The colonial library imposed a framework that placed limits on knowledge by—among other blockages—making unthinkable the infinite truths, experiences, and concepts that lay outside it. In a more literal way, Mudimbe himself drew heavily from that library—from those European texts—but in privileging African metaphysics or reaching for African categories and rationales, he was involved in reconstructing them (and theorizing their reconstruction) in the process, operating a restructuring not unlike the one he envisaged through the use of African languages.Footnote 3 Stated simply, Mudimbe’s work has uncovered the way colonialism (and Christianity) generated the colonial library (the vast missionary, ethnographic, governmental, Western historical texts) which specifically obscured “la chose du texte” (literally, the thing of the text) (Reference Mudimbe1988, 183) that inheres in African experience, knowledges, structures of thinking, and feeling. These latter are embedded in African histories that constitute the field of gnosis. Semiology and hermeneutics, suggested Mudimbe—being, respectively, devoted to signs and constituted by elaborate methods for reading and interpreting those signs—could show the way to building an interconnected African studies (Reference Mudimbe1988, 183). But there is no place for any idealization of “native” institutions, because Mudimbe was too aware of the many instances of their control by indigenous political power, even if a legacy of colonialism.

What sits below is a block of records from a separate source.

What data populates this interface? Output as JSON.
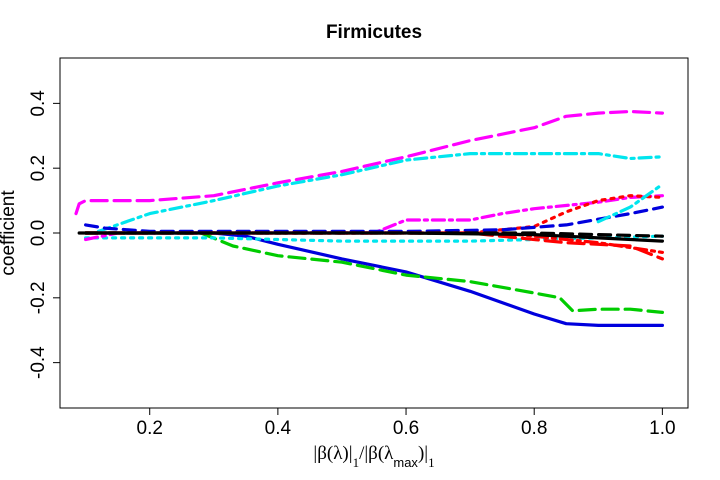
{
  "chart_data": {
    "type": "line",
    "title": "Firmicutes",
    "ylabel": "coefficient",
    "xlabel": {
      "p1": "|β(λ)|",
      "s1": "1",
      "p2": "/|β(λ",
      "s2": "max",
      "p3": ")|",
      "s3": "1"
    },
    "xlim": [
      0.06,
      1.04
    ],
    "ylim": [
      -0.54,
      0.54
    ],
    "x_ticks": [
      0.2,
      0.4,
      0.6,
      0.8,
      1.0
    ],
    "x_tick_labels": [
      "0.2",
      "0.4",
      "0.6",
      "0.8",
      "1.0"
    ],
    "y_ticks": [
      -0.4,
      -0.2,
      0.0,
      0.2,
      0.4
    ],
    "y_tick_labels": [
      "-0.4",
      "-0.2",
      "0.0",
      "0.2",
      "0.4"
    ],
    "grid": false,
    "series": [
      {
        "color": "#ff00ff",
        "dash": "16 7",
        "points": [
          [
            0.085,
            0.06
          ],
          [
            0.09,
            0.09
          ],
          [
            0.1,
            0.1
          ],
          [
            0.2,
            0.1
          ],
          [
            0.3,
            0.115
          ],
          [
            0.4,
            0.155
          ],
          [
            0.5,
            0.19
          ],
          [
            0.6,
            0.235
          ],
          [
            0.7,
            0.285
          ],
          [
            0.8,
            0.325
          ],
          [
            0.85,
            0.36
          ],
          [
            0.9,
            0.37
          ],
          [
            0.95,
            0.375
          ],
          [
            1.0,
            0.37
          ]
        ]
      },
      {
        "color": "#00e5ee",
        "dash": "12 5 3 5",
        "points": [
          [
            0.12,
            0.005
          ],
          [
            0.2,
            0.06
          ],
          [
            0.3,
            0.1
          ],
          [
            0.4,
            0.145
          ],
          [
            0.5,
            0.18
          ],
          [
            0.6,
            0.225
          ],
          [
            0.7,
            0.245
          ],
          [
            0.8,
            0.245
          ],
          [
            0.9,
            0.245
          ],
          [
            0.95,
            0.23
          ],
          [
            1.0,
            0.235
          ]
        ]
      },
      {
        "color": "#0000dd",
        "dash": "",
        "points": [
          [
            0.1,
            0.0
          ],
          [
            0.2,
            0.0
          ],
          [
            0.3,
            0.0
          ],
          [
            0.35,
            -0.01
          ],
          [
            0.4,
            -0.035
          ],
          [
            0.5,
            -0.08
          ],
          [
            0.6,
            -0.12
          ],
          [
            0.7,
            -0.18
          ],
          [
            0.8,
            -0.25
          ],
          [
            0.85,
            -0.28
          ],
          [
            0.9,
            -0.285
          ],
          [
            1.0,
            -0.285
          ]
        ]
      },
      {
        "color": "#00cc00",
        "dash": "16 7",
        "points": [
          [
            0.1,
            0.0
          ],
          [
            0.28,
            0.0
          ],
          [
            0.33,
            -0.04
          ],
          [
            0.4,
            -0.07
          ],
          [
            0.5,
            -0.09
          ],
          [
            0.6,
            -0.13
          ],
          [
            0.7,
            -0.15
          ],
          [
            0.8,
            -0.185
          ],
          [
            0.84,
            -0.2
          ],
          [
            0.86,
            -0.24
          ],
          [
            0.9,
            -0.235
          ],
          [
            0.95,
            -0.235
          ],
          [
            1.0,
            -0.245
          ]
        ]
      },
      {
        "color": "#00e5ee",
        "dash": "3 6",
        "points": [
          [
            0.1,
            -0.015
          ],
          [
            0.3,
            -0.015
          ],
          [
            0.4,
            -0.02
          ],
          [
            0.5,
            -0.025
          ],
          [
            0.6,
            -0.025
          ],
          [
            0.7,
            -0.025
          ],
          [
            0.8,
            -0.02
          ],
          [
            0.9,
            -0.015
          ],
          [
            1.0,
            -0.01
          ]
        ]
      },
      {
        "color": "#ff00ff",
        "dash": "12 5 3 5",
        "points": [
          [
            0.1,
            -0.02
          ],
          [
            0.15,
            0.0
          ],
          [
            0.55,
            0.0
          ],
          [
            0.6,
            0.04
          ],
          [
            0.65,
            0.04
          ],
          [
            0.7,
            0.04
          ],
          [
            0.75,
            0.06
          ],
          [
            0.8,
            0.075
          ],
          [
            0.9,
            0.095
          ],
          [
            0.95,
            0.11
          ],
          [
            1.0,
            0.115
          ]
        ]
      },
      {
        "color": "#ff0000",
        "dash": "3 6",
        "points": [
          [
            0.1,
            0.0
          ],
          [
            0.7,
            0.0
          ],
          [
            0.8,
            0.02
          ],
          [
            0.85,
            0.065
          ],
          [
            0.9,
            0.1
          ],
          [
            0.95,
            0.115
          ],
          [
            1.0,
            0.11
          ]
        ]
      },
      {
        "color": "#0000dd",
        "dash": "12 7",
        "points": [
          [
            0.1,
            0.025
          ],
          [
            0.13,
            0.015
          ],
          [
            0.2,
            0.005
          ],
          [
            0.6,
            0.005
          ],
          [
            0.75,
            0.01
          ],
          [
            0.85,
            0.025
          ],
          [
            0.95,
            0.06
          ],
          [
            1.0,
            0.08
          ]
        ]
      },
      {
        "color": "#00e5ee",
        "dash": "12 5 3 5",
        "points": [
          [
            0.9,
            0.035
          ],
          [
            0.95,
            0.08
          ],
          [
            1.0,
            0.15
          ]
        ]
      },
      {
        "color": "#ff0000",
        "dash": "16 7",
        "points": [
          [
            0.1,
            0.0
          ],
          [
            0.7,
            0.0
          ],
          [
            0.8,
            -0.02
          ],
          [
            0.85,
            -0.03
          ],
          [
            0.9,
            -0.035
          ],
          [
            0.95,
            -0.04
          ],
          [
            1.0,
            -0.08
          ]
        ]
      },
      {
        "color": "#ff0000",
        "dash": "12 5 3 5",
        "points": [
          [
            0.1,
            0.0
          ],
          [
            0.75,
            0.0
          ],
          [
            0.8,
            -0.01
          ],
          [
            0.9,
            -0.03
          ],
          [
            1.0,
            -0.06
          ]
        ]
      },
      {
        "color": "#000000",
        "dash": "",
        "points": [
          [
            0.09,
            0.0
          ],
          [
            0.6,
            0.0
          ],
          [
            0.8,
            -0.005
          ],
          [
            0.9,
            -0.015
          ],
          [
            1.0,
            -0.025
          ]
        ]
      },
      {
        "color": "#000000",
        "dash": "12 7",
        "points": [
          [
            0.1,
            0.0
          ],
          [
            0.8,
            0.0
          ],
          [
            0.9,
            -0.005
          ],
          [
            1.0,
            -0.01
          ]
        ]
      }
    ]
  }
}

Nor does Mudimbe let us forget that “history” for Africa and the postcolonial world is always to be considered with suspicion, for in it inheres a particular notion of the primitive, lurking in the negative of such expressions as “traditional and modern,” for example. In his life’s work, V.Y. Mudimbe was devoted to felling the colonial library to give us the contours of a new gnosis. It is high time we browse through Mudimbe’s library—here, literally the tomes of poetry, prose, and theory he left us—to find pathways for then reading more carefully, attentively, and sustainedly from it so we may help build out purposefully from there to further the project of a decolonized library. One which, unlike the colonial library described by Mudimbe, transgresses space and time to overcome the latter’s limiting function upon the structures and possibilities of our thought. We might then, in Mudimbe’s terms, neutralize “the odor of the father.”